E depois ainda há a depressão, e a recessão, e a instabilidade dos mercados, e as alterações climáticas, e os tufões, e os tsunamis, e o degelo... Where the fuck are all these things happening? Cada vez mais acredito não ser por acaso que todas essas notícias, assim lhes chamam, surjam constantemente nas primeiras páginas dos diários. Nem me parece ser coincidência que todos os dias se abram com elas os telejornais. Mas porquê?
Concordo cada vez mais com esses a quem chamamos loucos, com esses que vêm aquilo em que não podemos acreditar... Porque cada vez mais entendo o objectivo de, todos os dias, essa realidade nos ser oferecida a toda a hora, dura e crua. Só pode servir o intuito de nos separar, de nos afastar, de nos isolar. De nos fazer esquecer de que o sentido desta viagem é, pelo contrário, encontrarmo-nos, aproximarmo-nos, darmo-nos ao outro...
Para que despidos das relações, perdidos de nós mesmos, procuremos naquilo que vendem o preenchimento do vazio em que nos deixam. Para que trabalhemos, muito, e para que recebamos, pouco, na esperança de que seja suficiente, para o trocarmos... Por aquele último modelo de televisão, com alta-definição, para iludir a solidão.

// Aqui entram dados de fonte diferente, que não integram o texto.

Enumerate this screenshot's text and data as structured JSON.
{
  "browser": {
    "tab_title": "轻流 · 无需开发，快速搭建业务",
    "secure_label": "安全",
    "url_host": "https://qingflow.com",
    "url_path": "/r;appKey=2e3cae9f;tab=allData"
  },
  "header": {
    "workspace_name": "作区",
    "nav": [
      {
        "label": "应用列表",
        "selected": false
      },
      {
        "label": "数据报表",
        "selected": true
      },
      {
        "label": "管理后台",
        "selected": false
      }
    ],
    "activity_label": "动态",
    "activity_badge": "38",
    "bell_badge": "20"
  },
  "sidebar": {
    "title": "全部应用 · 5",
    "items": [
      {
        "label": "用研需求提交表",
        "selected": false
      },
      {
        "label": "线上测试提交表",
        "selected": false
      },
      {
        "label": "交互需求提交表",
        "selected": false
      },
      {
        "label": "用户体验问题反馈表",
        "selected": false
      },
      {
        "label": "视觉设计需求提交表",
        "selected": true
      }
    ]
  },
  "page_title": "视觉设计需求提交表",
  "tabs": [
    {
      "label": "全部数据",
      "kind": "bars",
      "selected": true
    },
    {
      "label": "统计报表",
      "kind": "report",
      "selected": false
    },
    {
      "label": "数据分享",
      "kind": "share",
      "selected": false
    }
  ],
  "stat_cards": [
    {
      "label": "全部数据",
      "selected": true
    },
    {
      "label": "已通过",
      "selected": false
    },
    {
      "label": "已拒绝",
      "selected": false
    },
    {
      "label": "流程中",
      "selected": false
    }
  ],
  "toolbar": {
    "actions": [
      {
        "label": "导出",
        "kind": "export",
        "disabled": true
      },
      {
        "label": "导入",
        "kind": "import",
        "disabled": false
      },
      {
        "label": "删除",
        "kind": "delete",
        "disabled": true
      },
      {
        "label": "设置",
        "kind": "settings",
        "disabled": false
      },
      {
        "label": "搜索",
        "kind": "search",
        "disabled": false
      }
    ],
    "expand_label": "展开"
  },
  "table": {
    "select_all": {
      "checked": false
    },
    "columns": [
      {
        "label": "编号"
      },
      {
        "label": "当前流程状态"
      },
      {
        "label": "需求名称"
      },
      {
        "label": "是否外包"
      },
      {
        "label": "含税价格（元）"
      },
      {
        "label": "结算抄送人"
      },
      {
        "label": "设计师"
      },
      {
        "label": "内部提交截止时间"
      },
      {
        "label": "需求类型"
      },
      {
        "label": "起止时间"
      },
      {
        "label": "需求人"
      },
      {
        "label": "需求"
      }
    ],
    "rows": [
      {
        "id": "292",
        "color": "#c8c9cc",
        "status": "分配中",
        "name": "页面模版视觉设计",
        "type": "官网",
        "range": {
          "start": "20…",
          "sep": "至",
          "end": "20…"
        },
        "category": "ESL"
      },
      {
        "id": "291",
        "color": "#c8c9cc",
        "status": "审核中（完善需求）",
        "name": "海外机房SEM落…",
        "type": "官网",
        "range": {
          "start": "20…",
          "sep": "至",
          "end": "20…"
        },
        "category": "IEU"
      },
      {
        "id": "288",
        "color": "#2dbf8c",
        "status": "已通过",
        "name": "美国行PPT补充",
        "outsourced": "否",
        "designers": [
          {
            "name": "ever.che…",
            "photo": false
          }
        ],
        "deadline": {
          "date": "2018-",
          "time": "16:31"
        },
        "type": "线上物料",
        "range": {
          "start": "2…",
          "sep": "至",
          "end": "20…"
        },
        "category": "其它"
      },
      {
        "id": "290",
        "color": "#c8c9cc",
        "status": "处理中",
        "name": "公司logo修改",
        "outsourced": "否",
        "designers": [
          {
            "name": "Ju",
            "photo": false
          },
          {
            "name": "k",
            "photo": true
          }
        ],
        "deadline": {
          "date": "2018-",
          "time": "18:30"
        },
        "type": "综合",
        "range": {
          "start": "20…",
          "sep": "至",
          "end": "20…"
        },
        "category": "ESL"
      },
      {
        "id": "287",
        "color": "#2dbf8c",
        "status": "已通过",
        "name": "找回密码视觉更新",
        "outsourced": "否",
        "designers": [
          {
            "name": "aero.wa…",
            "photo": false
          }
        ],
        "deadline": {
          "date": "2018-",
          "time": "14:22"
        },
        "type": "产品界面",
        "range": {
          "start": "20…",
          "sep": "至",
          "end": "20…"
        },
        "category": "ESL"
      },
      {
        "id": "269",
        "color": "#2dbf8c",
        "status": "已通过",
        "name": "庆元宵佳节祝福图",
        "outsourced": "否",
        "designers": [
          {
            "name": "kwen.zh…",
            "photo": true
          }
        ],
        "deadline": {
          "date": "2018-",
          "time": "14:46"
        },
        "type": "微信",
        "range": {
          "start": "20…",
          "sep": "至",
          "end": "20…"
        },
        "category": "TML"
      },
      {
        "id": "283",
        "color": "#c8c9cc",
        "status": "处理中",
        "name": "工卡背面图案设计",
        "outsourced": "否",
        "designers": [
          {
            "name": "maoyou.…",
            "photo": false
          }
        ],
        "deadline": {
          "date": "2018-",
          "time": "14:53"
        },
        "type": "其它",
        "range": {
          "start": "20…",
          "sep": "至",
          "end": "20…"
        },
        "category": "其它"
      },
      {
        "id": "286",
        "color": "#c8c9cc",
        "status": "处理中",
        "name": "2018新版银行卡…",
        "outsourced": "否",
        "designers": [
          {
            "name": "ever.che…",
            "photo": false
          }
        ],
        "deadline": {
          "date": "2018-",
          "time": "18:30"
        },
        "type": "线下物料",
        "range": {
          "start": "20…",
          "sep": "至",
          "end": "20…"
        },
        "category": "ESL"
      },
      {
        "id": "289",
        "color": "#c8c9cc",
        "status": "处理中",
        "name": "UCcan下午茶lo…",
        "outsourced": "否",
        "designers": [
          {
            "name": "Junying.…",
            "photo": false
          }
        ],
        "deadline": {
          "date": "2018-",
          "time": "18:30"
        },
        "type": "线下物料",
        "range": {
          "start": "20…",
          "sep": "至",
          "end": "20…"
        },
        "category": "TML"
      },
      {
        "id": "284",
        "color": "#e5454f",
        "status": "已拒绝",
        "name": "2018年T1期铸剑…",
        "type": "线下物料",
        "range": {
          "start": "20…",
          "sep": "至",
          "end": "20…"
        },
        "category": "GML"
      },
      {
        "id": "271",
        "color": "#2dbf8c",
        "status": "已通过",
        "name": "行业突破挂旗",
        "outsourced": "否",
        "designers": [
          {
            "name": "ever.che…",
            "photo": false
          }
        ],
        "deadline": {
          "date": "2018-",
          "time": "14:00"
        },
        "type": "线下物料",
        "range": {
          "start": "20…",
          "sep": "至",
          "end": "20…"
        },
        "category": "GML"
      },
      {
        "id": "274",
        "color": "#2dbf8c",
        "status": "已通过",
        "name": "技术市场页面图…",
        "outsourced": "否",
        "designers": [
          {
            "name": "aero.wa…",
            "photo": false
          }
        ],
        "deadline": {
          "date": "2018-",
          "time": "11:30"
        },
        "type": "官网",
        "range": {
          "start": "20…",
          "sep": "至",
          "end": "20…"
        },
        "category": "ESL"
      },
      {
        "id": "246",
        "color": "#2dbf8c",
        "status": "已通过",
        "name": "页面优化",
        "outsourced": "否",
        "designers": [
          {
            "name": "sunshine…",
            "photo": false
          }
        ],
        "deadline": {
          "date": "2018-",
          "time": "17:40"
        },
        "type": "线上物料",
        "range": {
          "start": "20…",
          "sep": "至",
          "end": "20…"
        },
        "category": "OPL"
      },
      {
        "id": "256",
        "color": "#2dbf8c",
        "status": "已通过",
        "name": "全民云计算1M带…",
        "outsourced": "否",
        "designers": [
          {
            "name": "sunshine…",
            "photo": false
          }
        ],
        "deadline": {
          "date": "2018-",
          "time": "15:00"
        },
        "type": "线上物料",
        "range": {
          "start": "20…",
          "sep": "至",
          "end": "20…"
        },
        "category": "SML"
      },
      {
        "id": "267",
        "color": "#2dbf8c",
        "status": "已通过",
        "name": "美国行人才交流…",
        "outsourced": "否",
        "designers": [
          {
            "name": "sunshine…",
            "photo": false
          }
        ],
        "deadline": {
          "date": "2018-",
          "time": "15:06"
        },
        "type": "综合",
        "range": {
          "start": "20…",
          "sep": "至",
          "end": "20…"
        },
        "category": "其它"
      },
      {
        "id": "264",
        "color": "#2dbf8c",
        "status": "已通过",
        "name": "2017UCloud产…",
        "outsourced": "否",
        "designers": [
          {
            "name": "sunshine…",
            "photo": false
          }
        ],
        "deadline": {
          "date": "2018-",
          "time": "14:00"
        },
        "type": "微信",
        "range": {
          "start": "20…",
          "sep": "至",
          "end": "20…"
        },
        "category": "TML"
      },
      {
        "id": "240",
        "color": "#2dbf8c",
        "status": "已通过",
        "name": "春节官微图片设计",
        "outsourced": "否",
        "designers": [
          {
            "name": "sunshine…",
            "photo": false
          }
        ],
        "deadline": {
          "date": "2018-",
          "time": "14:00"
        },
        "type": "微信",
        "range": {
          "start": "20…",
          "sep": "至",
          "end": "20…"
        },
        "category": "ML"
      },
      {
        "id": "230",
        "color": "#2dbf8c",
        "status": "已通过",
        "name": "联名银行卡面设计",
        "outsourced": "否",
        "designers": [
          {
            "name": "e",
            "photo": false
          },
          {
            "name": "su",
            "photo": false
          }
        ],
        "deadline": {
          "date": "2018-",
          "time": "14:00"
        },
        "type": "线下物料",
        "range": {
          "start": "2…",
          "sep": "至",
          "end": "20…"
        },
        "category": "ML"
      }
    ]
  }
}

Por aquele automóvel vistoso, que na hora de ponta nos leva poderoso. Por aquela casa, lá no alto, junto às nuvens, longe de tudo e de todos...
Para onde podemos fugir... Onde nos podemos fechar, e trancar, seguros... E de onde podemos desfrutar, sozinhos, dessa vista desafogada sobre um mundo do qual nos sentimos cada vez menos parte, sobre esse outro de quem nos sentimos cada vez mais distantes...
...
Now in our culture we've been trained for individual differences to stand out, so you look at each person and immediately it is: brighter, dumber, older, younger, richer, poorer, and we make all these dimensional distinctions, put them in categories and treat them that way. And we get so that we only see others as separate from ourselves, in the ways that they're separate. And one of the dramatic characteristics of [...] experience is being with another person and suddenly seeing the ways in which they're like you, not different from you. And experiencing the fact of that which is essence in you, and which is essence in me, is indeed one. The understanding that there is no other, it is all one. (Richard "Ram Dass" Alpert)
[Salvador Dali na TV, em What's my line? Entretanto, oiço Saturday = Youth, de M83. Assim que possível, quero ler O Macaco Nú, de Desmond Morris, Admirável Mundo Novo, de Aldous Huxley, Cosmos, de Carl Sagan, A Era do Vazio, de Gilles Lipovetsky, 1984, de George Orwell, e Walden ou a Vida nos Bosques, de Henry David Thoreau...]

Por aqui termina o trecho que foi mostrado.